A survey of Pennsylvanians conducted one year after campaign launch found several trends, including greater willingness to live with someone and continue a relationship with a friend struggling with OUD. Pennsylvanians also indicated higher willingness to provide naloxone to friends and family of people with OUD, and openness to having opioid treatment centers located near their homes. Some additional findings from the one-year follow-up survey include:
- 80% of respondents who viewed the campaign agreed that the opioid epidemic is a serious problem in their community; compared to 61.9% of respondents who did not view the campaign.
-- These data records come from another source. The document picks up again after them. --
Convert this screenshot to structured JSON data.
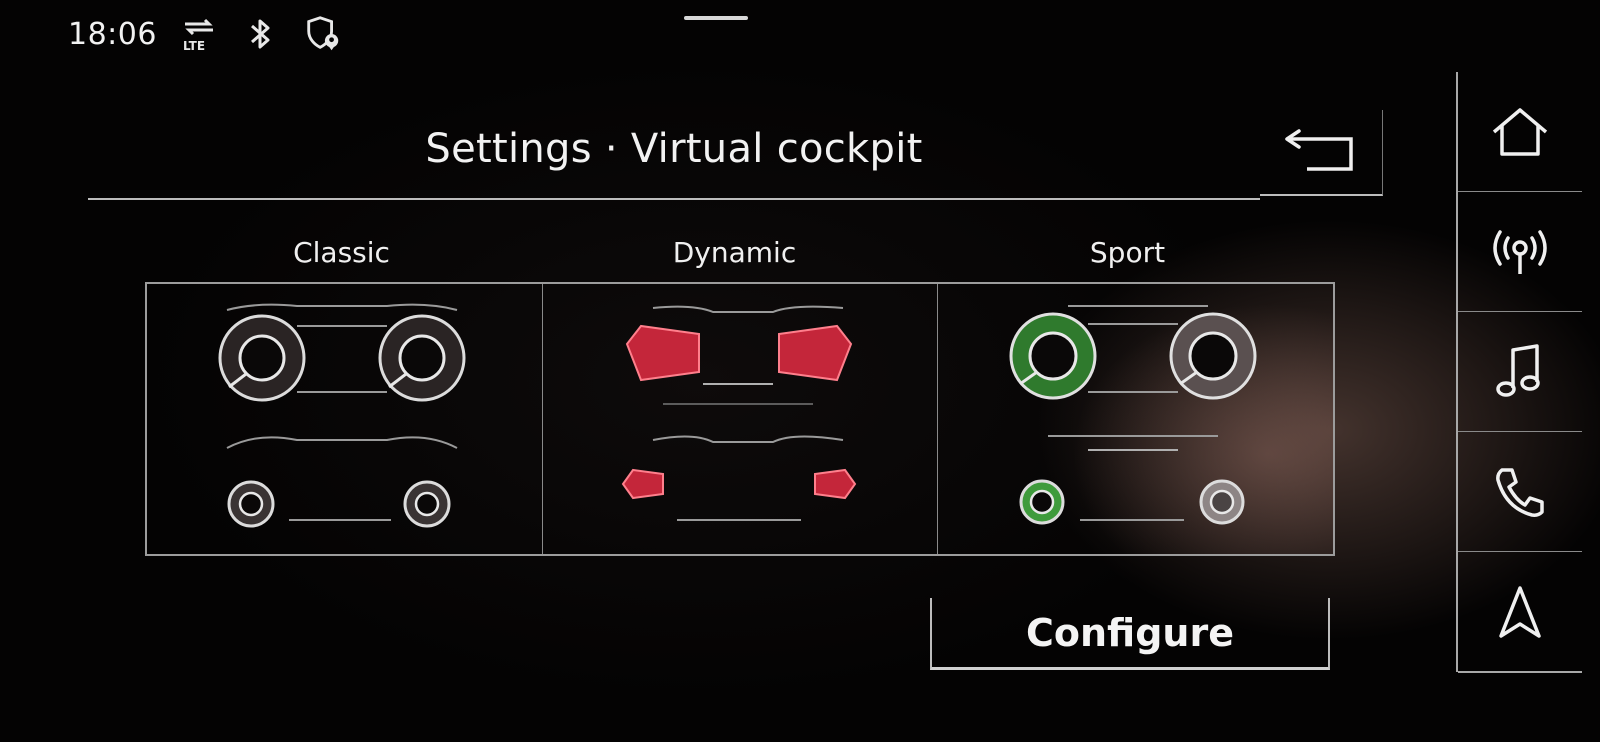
{
  "status": {
    "time": "18:06",
    "network_label": "LTE",
    "icons": [
      "lte-data-icon",
      "bluetooth-icon",
      "location-shield-icon"
    ]
  },
  "header": {
    "title": "Settings · Virtual cockpit",
    "back_icon": "back-arrow-icon"
  },
  "layouts": [
    {
      "label": "Classic",
      "style": "classic",
      "accent": "#ffffff"
    },
    {
      "label": "Dynamic",
      "style": "dynamic",
      "accent": "#d42a3a"
    },
    {
      "label": "Sport",
      "style": "sport",
      "accent": "#3f9b3c"
    }
  ],
  "configure": {
    "label": "Configure"
  },
  "nav": [
    {
      "id": "home",
      "icon": "home-icon"
    },
    {
      "id": "radio",
      "icon": "radio-antenna-icon"
    },
    {
      "id": "media",
      "icon": "music-note-icon"
    },
    {
      "id": "phone",
      "icon": "phone-icon"
    },
    {
      "id": "navigation",
      "icon": "navigation-arrow-icon"
    }
  ],
  "colors": {
    "background": "#050404",
    "text": "#f2f2f2",
    "line": "#bdbdbd",
    "dynamic_red": "#d42a3a",
    "sport_green": "#3f9b3c"
  }
}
- 39.2% of respondents who viewed the campaign agreed that buprenorphine, medication-assisted treatment for OUD, is effective; compared to 25.8% of respondents who did not view the campaign.
- 35% of respondents who viewed the campaign agreed that their local government has strong policies to support people with OUD; compared to 17.2% of respondents who did not view the campaign.
- 60.8% of respondents who viewed the campaign agreed that their community has programs to help people with OUD; compared to 38.2% of respondents who did not view the campaign.
“The reach, exposure, and partner engagement of the campaign during the first year was incredible and exceeded our expectations. Utilizing an evidence-based approach, rigorous ongoing mixed-methods research techniques, and continuous feedback from community stakeholders allowed our team to evaluate levels of stigma throughout the state,” said Douglas W. Pollock Center for Addiction Outreach and Research Director, Weston Kensinger, Ph.D., CHES. “What we found was significant positive outcomes after just one year of the campaign, and that we’re moving the needle in the right direction to reduce substance use disorder stigma. We know that positive changes in knowledge, attitudes, and behaviors to reduce stigma does not happen overnight, by chance, or through the work of siloed stakeholders. As the campaign progresses, our entire team looks forward to continuing this important life-saving work, engaging with additional stakeholders across the state to reduce stigma, providing needed resources, and ultimately saving lives.”
Throughout year two, Life Unites Us will expand to address stigma related to stimulants and polysubstance use, issues that are on the rise in Pennsylvania and nationally. In Pennsylvania, treatment admissions where stimulants were the primary substance increased from 11 percent to 16 percent from 2018 to 2020, and stimulants are the most common secondary substance of those admitted to substance use treatment. Since 2018, approximately one out of four callers to Pennsylvania’s Get Help Now Hotline are seeking treatment for stimulant use.
The statewide campaign is funded by $1.9 million in federal grant funding and is part of DDAP’s 2019-2022 Strategic Plan goal of reducing the stigma of substance use disorder.